The suspects appeared before Chief magistrate Francis Wandayi at the Milimani Law Court to face at least 12 counts, among them commission of a terrorism act, being in possession of stolen items and being in the country illegally.
A third suspect, Liban Omar who was acquitted of the charges, was abducted as he left police custody minutes after securing his freedom.
Andayi said that he found no defect in the charges against the third suspect as brought forth by the prosecution. "The irregularities in the process of issuing ID cards cannot be blamed on the third person.
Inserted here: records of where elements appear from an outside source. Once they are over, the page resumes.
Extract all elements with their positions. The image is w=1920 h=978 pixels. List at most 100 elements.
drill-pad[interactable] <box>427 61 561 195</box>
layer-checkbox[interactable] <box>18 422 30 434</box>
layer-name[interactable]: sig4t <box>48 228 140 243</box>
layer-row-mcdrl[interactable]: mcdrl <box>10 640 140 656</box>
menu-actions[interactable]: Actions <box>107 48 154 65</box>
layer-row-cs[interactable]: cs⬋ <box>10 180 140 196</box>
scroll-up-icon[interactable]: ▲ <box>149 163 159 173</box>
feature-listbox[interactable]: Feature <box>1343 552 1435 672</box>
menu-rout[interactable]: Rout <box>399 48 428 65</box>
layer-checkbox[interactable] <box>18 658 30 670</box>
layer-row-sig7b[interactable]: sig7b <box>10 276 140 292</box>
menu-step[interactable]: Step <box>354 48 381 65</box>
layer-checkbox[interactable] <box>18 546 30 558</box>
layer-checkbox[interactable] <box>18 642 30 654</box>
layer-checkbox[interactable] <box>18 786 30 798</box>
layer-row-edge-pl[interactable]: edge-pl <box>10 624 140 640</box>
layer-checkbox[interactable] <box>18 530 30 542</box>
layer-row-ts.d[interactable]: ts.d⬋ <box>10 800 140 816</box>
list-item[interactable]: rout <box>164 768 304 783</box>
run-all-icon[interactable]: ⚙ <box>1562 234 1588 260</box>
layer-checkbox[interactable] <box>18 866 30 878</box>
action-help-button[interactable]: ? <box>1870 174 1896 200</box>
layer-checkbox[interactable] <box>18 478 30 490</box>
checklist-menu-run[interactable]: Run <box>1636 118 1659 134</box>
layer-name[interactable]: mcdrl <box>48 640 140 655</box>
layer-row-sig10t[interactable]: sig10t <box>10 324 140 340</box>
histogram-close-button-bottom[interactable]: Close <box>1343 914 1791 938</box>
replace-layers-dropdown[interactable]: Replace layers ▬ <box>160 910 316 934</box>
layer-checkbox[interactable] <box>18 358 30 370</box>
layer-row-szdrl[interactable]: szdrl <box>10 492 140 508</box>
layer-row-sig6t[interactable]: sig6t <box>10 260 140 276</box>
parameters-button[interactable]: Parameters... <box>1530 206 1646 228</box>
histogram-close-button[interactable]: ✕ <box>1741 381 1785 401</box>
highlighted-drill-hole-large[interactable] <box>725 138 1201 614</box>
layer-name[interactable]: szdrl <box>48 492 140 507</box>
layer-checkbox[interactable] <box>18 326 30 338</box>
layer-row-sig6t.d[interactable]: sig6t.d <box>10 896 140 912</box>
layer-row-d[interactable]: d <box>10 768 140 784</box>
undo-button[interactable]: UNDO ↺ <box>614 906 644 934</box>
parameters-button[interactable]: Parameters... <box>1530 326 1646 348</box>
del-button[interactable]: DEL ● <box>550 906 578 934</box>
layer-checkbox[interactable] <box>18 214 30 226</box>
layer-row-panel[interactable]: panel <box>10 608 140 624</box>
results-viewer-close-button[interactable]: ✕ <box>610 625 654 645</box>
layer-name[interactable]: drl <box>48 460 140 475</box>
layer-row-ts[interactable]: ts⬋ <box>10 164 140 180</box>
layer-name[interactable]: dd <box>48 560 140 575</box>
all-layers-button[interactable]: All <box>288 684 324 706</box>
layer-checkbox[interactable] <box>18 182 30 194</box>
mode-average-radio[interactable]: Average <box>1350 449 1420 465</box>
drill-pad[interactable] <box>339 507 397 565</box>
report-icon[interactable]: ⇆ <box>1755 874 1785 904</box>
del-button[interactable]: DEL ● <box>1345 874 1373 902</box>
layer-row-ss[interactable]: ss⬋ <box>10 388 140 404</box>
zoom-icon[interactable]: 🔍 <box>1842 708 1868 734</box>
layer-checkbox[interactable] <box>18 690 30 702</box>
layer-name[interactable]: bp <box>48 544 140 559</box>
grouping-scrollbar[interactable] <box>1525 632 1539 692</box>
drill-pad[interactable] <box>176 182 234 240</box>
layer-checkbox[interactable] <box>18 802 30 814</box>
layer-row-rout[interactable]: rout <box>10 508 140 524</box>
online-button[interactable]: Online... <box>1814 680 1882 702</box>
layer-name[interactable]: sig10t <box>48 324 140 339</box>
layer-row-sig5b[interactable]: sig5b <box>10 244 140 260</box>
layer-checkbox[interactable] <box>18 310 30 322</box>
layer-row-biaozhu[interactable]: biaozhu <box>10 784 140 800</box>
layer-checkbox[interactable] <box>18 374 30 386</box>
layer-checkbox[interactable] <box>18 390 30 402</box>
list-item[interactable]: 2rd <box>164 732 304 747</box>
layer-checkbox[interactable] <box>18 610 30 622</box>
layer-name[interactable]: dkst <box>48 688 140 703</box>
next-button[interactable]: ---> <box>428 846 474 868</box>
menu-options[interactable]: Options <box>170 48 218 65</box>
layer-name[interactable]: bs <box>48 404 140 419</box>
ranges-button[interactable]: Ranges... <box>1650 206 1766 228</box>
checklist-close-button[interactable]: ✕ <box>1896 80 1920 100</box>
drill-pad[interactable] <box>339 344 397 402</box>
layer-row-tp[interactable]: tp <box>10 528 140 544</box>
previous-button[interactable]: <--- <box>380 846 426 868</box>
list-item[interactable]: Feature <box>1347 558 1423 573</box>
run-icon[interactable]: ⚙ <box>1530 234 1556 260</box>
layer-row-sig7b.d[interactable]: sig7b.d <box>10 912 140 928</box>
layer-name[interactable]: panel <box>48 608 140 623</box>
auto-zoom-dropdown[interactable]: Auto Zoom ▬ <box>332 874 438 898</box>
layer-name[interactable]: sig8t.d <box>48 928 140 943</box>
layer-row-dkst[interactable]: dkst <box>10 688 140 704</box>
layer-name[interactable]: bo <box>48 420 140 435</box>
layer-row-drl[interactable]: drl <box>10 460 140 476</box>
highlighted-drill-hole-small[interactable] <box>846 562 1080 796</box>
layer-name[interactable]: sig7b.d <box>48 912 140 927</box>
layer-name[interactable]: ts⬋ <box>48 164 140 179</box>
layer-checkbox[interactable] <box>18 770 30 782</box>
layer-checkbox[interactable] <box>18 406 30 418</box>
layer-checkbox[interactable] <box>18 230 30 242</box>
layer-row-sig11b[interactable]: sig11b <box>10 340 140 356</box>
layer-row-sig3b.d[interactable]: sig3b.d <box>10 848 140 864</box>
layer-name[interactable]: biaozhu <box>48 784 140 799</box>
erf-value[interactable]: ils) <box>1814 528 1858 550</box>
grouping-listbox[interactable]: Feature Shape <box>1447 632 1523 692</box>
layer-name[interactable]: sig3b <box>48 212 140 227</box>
The accused was not at the Westgate building during the time of the attack," he ruled.
Liban Abdillahi Omar – who had been on a seven-year trial for supporting the 2013 Westgate Mall attack was leaving the Anti-Terror Police Unit (ATPU) headquarters in Upper Hill, Nairobi when he was whisked away by unidentified men, a police report said.
To date, his whereabouts remain unknown.
Again on January 15, 2019, court freed the fourth suspect-Adan Dheg, for lack ofsufficient evidence.
Chief Magistrate Francis Andayi exonerated Dheg but put Ahmed Abdi, Liban Omar and Hussein Mustafa on their defence.
“I am satisfied that the prosecution has established there is a case to answer against the three suspects, but I will acquit Adan who has no case to answer,” he ruled.
145 witnesses were produced in the course of the trial and the judgement has now been postponed at least four times, all while victims of the attack live in the hope that justice is only delayed but not denied.